Si hubiésemos reconocido a tiempo que los valores arquitectónicos del Mercado del Pla eran
más que suficientes, las dificultades técnicas para su mantenimiento habrían dejado de ser
problemas. Si esta obra hubiese sido declarada bien de relevancia local (BRL) nadie habría
dudado en recuperarla. En este caso, los profesionales difícilmente hubiesen cuestionado la
viabilidad de su rehabilitación. La Historia está llena de edificios que hoy en día funcionan con un
uso distinto al inicial.

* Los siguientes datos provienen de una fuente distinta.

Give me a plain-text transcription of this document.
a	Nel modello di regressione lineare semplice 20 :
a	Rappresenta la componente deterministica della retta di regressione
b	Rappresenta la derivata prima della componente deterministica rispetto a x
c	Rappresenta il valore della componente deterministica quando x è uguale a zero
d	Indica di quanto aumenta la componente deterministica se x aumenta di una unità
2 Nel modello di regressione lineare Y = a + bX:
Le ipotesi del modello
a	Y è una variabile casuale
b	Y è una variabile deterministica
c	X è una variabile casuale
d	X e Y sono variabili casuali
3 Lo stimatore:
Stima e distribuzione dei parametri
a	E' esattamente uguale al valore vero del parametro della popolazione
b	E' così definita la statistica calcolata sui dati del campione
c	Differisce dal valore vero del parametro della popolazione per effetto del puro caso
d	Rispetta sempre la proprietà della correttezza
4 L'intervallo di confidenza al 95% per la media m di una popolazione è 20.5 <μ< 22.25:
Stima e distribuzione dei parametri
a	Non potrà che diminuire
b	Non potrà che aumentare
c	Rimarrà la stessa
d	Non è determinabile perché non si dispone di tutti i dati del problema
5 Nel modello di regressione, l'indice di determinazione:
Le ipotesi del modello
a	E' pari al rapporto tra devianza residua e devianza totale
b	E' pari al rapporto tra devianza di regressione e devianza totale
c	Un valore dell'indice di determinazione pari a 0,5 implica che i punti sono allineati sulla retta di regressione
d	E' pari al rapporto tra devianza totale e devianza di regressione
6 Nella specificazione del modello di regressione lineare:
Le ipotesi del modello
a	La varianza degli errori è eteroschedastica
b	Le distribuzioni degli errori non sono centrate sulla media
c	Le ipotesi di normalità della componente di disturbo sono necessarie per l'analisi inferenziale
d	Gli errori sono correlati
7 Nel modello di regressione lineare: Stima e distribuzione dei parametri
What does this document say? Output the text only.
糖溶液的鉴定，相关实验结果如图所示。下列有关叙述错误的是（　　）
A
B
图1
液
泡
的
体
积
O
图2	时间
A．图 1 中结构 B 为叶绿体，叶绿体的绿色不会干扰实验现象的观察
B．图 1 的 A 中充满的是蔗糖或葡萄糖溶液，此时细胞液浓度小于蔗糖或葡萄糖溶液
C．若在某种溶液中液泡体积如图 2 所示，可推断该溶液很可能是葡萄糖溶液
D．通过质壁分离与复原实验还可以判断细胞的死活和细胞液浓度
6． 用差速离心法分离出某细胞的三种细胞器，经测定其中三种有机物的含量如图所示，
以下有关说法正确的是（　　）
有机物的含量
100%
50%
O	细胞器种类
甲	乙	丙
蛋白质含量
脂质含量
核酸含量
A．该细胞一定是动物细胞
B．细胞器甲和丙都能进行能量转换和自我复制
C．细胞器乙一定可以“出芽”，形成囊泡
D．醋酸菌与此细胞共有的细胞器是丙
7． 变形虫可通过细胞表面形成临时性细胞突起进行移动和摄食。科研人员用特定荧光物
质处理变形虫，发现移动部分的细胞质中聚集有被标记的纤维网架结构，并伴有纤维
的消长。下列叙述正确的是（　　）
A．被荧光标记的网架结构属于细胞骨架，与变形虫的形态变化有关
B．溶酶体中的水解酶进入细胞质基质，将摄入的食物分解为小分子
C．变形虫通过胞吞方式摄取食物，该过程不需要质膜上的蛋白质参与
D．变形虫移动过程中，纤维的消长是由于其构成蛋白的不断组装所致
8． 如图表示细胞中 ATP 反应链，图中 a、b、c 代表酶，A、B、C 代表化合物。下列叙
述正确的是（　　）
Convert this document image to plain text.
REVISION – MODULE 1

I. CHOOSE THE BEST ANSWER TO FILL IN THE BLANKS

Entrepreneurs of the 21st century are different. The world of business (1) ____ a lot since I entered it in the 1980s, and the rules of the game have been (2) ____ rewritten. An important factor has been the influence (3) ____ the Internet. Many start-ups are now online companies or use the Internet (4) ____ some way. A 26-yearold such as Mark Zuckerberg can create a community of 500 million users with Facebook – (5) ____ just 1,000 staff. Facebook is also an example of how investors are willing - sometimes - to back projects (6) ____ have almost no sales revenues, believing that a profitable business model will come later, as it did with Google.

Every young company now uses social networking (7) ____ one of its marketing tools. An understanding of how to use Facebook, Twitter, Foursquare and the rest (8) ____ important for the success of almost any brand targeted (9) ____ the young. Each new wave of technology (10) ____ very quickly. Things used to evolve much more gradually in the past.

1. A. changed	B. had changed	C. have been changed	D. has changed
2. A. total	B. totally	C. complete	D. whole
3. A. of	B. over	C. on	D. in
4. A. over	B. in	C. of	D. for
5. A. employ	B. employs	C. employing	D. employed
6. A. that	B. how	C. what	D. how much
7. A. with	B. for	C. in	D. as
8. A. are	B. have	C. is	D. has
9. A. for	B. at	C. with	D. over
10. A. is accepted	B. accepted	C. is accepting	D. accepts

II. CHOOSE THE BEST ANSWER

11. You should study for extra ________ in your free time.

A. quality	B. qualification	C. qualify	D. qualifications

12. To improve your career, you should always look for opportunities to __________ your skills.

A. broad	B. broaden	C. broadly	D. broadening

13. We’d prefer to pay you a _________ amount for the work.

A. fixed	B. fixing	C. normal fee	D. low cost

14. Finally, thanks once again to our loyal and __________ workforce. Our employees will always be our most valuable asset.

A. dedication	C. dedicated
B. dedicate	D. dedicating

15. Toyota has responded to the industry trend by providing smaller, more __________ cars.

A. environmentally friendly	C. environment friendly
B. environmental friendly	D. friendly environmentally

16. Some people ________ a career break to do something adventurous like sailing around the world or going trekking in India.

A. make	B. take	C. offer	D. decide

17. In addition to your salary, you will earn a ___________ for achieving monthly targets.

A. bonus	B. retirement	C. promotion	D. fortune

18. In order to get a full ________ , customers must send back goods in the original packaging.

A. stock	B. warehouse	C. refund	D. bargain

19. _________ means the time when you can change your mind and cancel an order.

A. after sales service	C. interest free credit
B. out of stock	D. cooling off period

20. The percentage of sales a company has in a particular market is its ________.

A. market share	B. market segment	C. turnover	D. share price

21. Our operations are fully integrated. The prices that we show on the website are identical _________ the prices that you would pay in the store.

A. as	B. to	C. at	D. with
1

Si se pensara en el patrimonio público edificado desde otras premisas que
no sean las de máxima rentabilidad económica y se admitieran los valores sociales y culturales
que acumula la arquitectura (que constituye un estrato más de la ciudad), no resultaría difícil la
conservación del mismo. Quien sabe si el Mercado no podría seguir aún en pie como complejo
de ocio juvenil o como inmensa escultura al aire libre en la cual experimentar cómo la estructura
de hormigón se convertía en una ruina arqueológica. Había muchas alternativas antes que
proceder a su demolición, derribo y destrucción. Cualquier opción que hubiese evitado su
desaparición (daño irreparable para la ciudad, la cultura y la memoria) habría sido mejor. Hoy
nos queda que aprender la lección y apresurarnos a proteger otras arquitecturas similares que se
encuentran repartidas por toda la geografía valenciana.